Crocodiles- Summer of Hate
9/10
Another from the school of love-them-or-hate-them lo-fi, the crusty punk duo of Crocodiles proved themselves with their dirty-sounding but perfectly succinct ‘Neon Jesus’/ ‘Neon Autobahn’ 7”. Now with the long playing Summer of Hate they expand on their almost droney-noise/pop with nine lo-fi pop/punk songs in the vein of a dodgier Talking Heads or sewer-dwelling Beach Boys. Starting off with a warped tape loop and seguing into the tryptich radio single ‘I Wanna Kill’, every song shimmies with original post punk bliss. ‘Soft Skull (In My Room)’ inhabits a dusty corner of a basement, with a startlingly clear, fuzzed-out bass that could have been taken from Radiohead’s or (dare I say) Muse’s back catalog. Scarcely used effects sharpen the edges and brighten the corners of these square, slightly funky, but very fresh sounding songs. The shoegazey psychedelia of ‘Here Comes The Sky’ opens the record up to a whole new sound, level and way of thinking, beautiful in its simplicity, I’m surprised more bands don’t try this breezy, atmospheric approach. Then into the bouncy ‘Refuse Angels’ with feedback and full-fuzz vibe, it seems evident now that here’s another band that Evermore might’ve been emulating.
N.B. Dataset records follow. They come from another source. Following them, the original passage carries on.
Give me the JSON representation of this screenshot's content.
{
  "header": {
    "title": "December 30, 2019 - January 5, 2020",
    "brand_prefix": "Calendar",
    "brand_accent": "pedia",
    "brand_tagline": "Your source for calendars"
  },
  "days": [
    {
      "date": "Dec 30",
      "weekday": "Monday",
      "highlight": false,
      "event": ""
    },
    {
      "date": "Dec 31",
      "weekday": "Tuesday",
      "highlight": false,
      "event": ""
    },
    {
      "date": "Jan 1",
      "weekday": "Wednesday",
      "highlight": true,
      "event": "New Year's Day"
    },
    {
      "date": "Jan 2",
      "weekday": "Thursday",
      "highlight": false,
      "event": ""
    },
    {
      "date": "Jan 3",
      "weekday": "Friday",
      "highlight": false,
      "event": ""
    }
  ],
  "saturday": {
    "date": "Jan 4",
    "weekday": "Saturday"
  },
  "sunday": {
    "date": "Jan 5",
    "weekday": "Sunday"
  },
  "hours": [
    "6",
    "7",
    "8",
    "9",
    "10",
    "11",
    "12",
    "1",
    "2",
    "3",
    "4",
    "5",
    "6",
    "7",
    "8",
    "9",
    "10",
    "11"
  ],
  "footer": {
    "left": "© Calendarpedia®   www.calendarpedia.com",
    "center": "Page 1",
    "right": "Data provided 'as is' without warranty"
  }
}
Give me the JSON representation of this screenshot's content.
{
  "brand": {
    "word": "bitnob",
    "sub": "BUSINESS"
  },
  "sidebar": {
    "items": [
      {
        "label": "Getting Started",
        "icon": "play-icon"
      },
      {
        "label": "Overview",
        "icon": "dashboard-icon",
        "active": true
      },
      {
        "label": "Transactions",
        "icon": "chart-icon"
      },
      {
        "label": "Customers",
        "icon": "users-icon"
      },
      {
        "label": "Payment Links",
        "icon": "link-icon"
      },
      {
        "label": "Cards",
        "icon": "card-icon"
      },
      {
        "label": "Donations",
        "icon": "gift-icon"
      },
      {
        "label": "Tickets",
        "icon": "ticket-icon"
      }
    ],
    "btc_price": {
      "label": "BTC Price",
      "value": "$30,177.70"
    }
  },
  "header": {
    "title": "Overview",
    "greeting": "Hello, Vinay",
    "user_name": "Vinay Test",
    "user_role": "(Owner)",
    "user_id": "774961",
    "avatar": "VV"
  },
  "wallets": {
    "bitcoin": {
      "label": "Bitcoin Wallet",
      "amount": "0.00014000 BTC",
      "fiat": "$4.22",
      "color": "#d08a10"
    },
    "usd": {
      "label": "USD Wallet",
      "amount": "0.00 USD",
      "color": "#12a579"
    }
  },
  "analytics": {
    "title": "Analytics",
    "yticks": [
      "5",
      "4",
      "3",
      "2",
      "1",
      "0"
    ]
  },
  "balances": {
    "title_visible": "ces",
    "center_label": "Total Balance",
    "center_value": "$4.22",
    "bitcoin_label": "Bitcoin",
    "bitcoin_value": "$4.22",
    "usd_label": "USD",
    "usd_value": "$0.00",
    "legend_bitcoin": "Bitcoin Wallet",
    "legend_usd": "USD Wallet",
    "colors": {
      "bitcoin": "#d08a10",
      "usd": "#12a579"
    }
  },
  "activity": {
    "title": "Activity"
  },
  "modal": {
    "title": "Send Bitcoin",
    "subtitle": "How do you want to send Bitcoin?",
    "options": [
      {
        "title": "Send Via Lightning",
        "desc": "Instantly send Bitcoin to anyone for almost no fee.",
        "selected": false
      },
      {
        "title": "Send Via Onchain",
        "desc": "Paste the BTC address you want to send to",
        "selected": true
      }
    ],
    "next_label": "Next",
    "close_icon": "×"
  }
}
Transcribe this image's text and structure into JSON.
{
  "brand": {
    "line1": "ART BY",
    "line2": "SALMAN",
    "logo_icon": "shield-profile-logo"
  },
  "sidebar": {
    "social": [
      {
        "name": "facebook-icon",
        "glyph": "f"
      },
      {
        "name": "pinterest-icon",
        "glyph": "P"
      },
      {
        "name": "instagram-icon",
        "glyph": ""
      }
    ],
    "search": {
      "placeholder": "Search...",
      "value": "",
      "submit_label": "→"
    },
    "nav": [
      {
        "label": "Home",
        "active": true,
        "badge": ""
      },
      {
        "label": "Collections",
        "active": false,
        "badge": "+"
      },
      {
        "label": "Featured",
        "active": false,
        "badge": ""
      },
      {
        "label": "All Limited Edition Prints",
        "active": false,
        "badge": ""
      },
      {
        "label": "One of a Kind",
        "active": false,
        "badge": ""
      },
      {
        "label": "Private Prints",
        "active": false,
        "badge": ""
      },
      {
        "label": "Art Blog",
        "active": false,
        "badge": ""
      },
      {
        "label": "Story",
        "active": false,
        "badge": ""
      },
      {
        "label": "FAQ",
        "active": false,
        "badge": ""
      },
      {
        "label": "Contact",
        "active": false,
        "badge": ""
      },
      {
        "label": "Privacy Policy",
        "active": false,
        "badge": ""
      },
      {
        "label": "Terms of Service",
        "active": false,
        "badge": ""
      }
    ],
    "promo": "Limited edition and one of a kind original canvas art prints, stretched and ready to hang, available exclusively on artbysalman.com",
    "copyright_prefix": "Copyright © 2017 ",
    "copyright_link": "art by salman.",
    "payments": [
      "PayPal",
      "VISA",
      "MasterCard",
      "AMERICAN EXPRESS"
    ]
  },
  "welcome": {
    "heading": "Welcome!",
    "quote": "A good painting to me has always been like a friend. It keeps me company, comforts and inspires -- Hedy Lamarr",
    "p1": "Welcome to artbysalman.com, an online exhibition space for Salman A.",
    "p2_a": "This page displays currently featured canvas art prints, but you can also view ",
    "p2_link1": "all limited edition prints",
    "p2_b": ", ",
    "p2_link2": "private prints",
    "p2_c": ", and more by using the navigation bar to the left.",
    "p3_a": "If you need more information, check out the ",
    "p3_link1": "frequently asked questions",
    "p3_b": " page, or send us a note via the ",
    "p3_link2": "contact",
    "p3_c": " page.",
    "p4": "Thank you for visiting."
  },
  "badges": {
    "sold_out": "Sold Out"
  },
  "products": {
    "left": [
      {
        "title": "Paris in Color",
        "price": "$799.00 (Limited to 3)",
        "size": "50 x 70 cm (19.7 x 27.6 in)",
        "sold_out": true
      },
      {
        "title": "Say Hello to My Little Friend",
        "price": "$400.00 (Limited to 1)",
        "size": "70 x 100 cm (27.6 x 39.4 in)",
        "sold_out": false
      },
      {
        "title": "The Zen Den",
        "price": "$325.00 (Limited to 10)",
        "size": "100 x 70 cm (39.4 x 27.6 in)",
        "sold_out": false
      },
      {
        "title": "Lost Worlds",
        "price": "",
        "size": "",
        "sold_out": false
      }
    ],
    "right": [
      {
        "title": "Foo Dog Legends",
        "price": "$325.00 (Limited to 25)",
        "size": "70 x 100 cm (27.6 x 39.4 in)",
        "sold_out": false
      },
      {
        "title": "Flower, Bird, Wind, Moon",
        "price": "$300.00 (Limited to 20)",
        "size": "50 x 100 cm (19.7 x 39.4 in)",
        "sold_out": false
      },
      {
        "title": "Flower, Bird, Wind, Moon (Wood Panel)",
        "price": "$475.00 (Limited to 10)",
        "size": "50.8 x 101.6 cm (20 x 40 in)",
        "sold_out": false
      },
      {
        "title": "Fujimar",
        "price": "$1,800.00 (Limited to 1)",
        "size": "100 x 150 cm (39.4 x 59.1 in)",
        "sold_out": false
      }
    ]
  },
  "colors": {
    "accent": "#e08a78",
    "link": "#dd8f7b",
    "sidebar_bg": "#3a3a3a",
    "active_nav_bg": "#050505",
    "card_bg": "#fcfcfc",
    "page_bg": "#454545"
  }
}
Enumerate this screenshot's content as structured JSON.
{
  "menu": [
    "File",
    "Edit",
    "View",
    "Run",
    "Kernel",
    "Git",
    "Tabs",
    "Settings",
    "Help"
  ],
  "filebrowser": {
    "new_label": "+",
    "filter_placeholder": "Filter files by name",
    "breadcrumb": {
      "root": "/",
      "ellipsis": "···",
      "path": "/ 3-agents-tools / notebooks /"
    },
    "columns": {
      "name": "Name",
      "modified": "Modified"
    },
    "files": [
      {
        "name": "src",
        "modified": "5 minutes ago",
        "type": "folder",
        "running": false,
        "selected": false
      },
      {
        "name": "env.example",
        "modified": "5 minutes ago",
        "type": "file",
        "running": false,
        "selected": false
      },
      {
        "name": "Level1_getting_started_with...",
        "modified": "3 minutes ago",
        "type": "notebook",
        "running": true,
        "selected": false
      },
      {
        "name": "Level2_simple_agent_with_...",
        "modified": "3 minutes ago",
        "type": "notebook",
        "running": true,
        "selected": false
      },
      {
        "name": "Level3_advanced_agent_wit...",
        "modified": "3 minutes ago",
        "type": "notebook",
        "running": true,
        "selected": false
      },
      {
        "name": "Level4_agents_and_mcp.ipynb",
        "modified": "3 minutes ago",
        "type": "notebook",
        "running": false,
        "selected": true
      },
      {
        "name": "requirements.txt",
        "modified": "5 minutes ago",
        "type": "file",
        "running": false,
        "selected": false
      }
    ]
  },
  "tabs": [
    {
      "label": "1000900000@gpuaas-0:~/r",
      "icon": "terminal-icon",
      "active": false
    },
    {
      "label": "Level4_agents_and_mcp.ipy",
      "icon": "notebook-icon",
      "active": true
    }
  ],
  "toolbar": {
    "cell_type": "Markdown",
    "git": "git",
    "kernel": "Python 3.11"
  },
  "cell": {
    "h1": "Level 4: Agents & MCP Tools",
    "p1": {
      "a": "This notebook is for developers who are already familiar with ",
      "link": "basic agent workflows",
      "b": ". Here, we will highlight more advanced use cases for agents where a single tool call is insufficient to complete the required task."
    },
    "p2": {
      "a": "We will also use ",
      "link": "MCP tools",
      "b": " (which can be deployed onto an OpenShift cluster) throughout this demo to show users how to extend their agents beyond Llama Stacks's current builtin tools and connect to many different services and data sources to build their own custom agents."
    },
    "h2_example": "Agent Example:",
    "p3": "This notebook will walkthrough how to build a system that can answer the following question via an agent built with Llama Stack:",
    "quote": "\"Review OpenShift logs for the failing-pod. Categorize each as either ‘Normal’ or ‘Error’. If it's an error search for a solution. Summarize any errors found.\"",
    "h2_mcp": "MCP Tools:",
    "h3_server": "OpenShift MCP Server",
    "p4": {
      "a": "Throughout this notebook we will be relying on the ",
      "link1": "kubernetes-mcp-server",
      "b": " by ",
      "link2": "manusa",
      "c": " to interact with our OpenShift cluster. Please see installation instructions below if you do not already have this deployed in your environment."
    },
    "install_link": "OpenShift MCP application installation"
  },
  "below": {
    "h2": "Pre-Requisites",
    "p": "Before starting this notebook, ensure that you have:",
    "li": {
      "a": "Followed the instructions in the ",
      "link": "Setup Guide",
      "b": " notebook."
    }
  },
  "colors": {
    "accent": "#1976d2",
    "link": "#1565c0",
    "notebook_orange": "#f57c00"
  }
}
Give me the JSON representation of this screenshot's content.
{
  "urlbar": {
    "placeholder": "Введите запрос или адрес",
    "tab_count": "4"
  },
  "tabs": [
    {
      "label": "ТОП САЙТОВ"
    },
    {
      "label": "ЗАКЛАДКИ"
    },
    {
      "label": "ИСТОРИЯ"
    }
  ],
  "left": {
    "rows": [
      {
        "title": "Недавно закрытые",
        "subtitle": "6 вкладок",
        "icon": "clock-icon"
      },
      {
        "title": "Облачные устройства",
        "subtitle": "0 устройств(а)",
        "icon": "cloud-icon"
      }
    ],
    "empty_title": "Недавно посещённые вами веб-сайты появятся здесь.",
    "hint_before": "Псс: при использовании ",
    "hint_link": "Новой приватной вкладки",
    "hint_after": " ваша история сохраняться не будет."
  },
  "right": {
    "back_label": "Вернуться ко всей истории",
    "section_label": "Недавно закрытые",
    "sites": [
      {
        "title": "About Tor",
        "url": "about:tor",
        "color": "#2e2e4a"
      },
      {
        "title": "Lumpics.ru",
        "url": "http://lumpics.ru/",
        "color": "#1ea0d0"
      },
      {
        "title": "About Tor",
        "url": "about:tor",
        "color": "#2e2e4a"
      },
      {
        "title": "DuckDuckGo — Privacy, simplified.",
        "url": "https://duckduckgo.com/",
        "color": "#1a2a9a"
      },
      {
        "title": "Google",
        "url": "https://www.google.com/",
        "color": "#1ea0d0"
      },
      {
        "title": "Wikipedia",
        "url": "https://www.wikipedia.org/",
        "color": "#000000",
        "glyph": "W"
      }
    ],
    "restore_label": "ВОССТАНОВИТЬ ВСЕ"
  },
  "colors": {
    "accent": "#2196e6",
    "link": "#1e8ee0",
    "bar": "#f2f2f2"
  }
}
Brit Pop-sounding cleaner guitar merges with intensely distorted drone. Imbuing that post-college party vibe – not with frat kids, more like the normal kids who had feelings and heart and ingenuity – Crocodiles may initially come across as a too-cool hype band, all hipster-imagery and abstract animal-referencing, but backwards tunes like ‘Flash of Light’ that disintegrates into sharp, biting noise and melts into the trippy ‘Sleeping With The Lord’ are really awakening, shining a light on different techniques and ideas, ones that these two bring to the forefront with positive ease. ‘Young Drugs’ is the perfect ending song, pulsing, hypnotic rainbows of synth and guitar gliding over a choppy beat. Summer of Hate is a highly impressive debut, one that’ll be super exciting to see enacted live come their NZ shows.
Sarah












July 30th, 2009 at 7:08 pm
It should be illegal to review this record and not mention ‘Head On’ by the Jesus & Mary Chain.